The findings, which were published in the journal Metabolism, have been welcomed by researchers as they may offer encouragement to overweight people who have been unsuccessful in weight loss in the past to persevere.
Despite this, the research also found that women who maintained the same weight for five years or more had a better working immune system with a 40 percent greater "natural killer cell" activity compared to those with unstable weight.
"To our knowledge, no previous studies have examined the effect of prior weight cycling on the body composition, metabolic and hormonal changes induced by a comprehensive lifestyle intervention in free-living women," lead researcher Dr Anne McTiernan said.
"A history of unsuccessful weight loss should not dissuade an individual from future attempts to shed pounds or diminish the role of a healthy diet and regular physical activity in successful weight management."
The year-long study looked at 439 overweight to obese women aged 50 to 75 and placed them in one of four groups: reduced-kilojoule diet only; exercise only, which mainly included brisk walking; reduced-kilojoule diet plus exercise; and a control group that received no intervention.
Results showed that the participants on the diet only and diet plus exercise groups reached the program goal and lost 10 percent of their starting weight.
A fifth of the woman included in the research had a history of yoyo dieting, which was defined in the study as someone who had lost and gained more than 9kg three times or more throughout their life.
The study found that there was no difference in the ability of those studied to lose weight or take part in the exercises whether they had a history of yoyo dieting or not.
Other health factors including blood pressure, insulin sensitivity and blood concentration of hormones such as leptin (which makes you feel full) and adiponectin (which regulates glucose levels) did not differ significantly.
"We know there's an association between obesity, sedentary behaviour and increased risk of certain cancers," Dr McTiernan said.
"The World Health Organization estimates that a quarter to a third of cancers could be prevented with maintenance of normal weight and keeping a physically active lifestyle."
Tips on how to lose weight and keep it off:
Nutritionist and author of the Fred Hutchinson Cancer Research Center's study on yoyo dieting and immune function, Erin Shade, provided the following tips on losing weight and keeping it off.
- Eat only when hungry.
- Eat as many meals as you can at home.

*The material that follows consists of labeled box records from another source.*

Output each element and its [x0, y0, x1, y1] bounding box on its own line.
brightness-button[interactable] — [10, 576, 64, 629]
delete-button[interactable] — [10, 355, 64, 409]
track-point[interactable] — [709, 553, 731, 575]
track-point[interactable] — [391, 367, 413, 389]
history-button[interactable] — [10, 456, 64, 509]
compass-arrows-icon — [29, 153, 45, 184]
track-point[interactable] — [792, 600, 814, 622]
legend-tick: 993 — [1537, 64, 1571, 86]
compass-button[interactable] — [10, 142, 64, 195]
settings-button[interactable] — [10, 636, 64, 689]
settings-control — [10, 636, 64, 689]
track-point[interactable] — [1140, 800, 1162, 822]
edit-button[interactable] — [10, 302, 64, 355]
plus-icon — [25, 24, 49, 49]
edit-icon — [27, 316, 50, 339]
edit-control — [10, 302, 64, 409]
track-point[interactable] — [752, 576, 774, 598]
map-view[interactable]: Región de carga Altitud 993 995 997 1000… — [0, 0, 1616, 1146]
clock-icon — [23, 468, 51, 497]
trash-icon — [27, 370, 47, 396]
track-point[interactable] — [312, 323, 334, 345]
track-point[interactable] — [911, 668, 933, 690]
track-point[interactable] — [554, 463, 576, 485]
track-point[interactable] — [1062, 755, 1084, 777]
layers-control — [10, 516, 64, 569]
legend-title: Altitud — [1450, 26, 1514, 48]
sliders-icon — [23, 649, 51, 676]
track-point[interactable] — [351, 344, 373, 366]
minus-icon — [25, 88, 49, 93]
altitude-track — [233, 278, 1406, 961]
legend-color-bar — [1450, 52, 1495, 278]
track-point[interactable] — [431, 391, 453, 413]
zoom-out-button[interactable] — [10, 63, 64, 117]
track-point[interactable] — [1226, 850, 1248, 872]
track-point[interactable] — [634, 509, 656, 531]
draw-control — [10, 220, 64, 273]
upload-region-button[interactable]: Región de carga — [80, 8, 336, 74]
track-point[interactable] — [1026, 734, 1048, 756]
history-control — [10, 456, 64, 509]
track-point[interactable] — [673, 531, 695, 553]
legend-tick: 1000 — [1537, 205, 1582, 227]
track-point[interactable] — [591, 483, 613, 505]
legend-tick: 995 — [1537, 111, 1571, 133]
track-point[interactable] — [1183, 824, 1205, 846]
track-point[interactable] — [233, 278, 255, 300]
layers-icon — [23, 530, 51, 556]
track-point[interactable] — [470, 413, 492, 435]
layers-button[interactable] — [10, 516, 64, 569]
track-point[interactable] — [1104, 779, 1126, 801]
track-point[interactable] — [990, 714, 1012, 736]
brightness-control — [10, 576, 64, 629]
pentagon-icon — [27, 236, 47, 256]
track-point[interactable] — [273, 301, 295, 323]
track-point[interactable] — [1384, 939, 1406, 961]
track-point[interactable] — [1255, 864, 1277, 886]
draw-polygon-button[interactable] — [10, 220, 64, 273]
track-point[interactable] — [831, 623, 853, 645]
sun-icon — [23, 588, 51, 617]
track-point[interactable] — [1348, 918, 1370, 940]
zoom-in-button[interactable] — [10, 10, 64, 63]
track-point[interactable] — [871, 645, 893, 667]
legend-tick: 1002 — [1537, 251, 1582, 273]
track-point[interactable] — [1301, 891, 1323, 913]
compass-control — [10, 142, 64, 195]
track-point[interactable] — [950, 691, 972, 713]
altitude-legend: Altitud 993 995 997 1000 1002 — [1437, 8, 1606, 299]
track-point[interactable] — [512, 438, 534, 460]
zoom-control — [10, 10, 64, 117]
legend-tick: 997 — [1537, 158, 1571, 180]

Studies show that meals consumed at home are usually lower in kilojoules than restaurant meals. When you eat at home you also make smaller portions than usual. If you are still hungry after eating you can go back for more.
- When you go out to eat, ask for a takeaway box at the beginning of the meal and put half of the food in the box before you start eating.
- When snacking, don't eat from a large container. Instead, remove the amount you will eat and put the container away before you start.
- Don't eat in front of the television. Studies show that people eat larger amounts and less-nutritious foods in front of the tube.
- Eat smaller but more-frequent meals to avoid becoming ravenous between meals, which can lead to eating too much too fast.
- Include at least one non-starchy fruit or vegetable serving in every meal or snack.
- Avoid beverages with empty kilojoules such as soft drinks and "juice drinks", which are mostly sugar.
- Get plenty of sleep. Studies indicate that sleep loss increases the levels hormones such as cortisol, growth hormone and insulin, which can promote fat storage.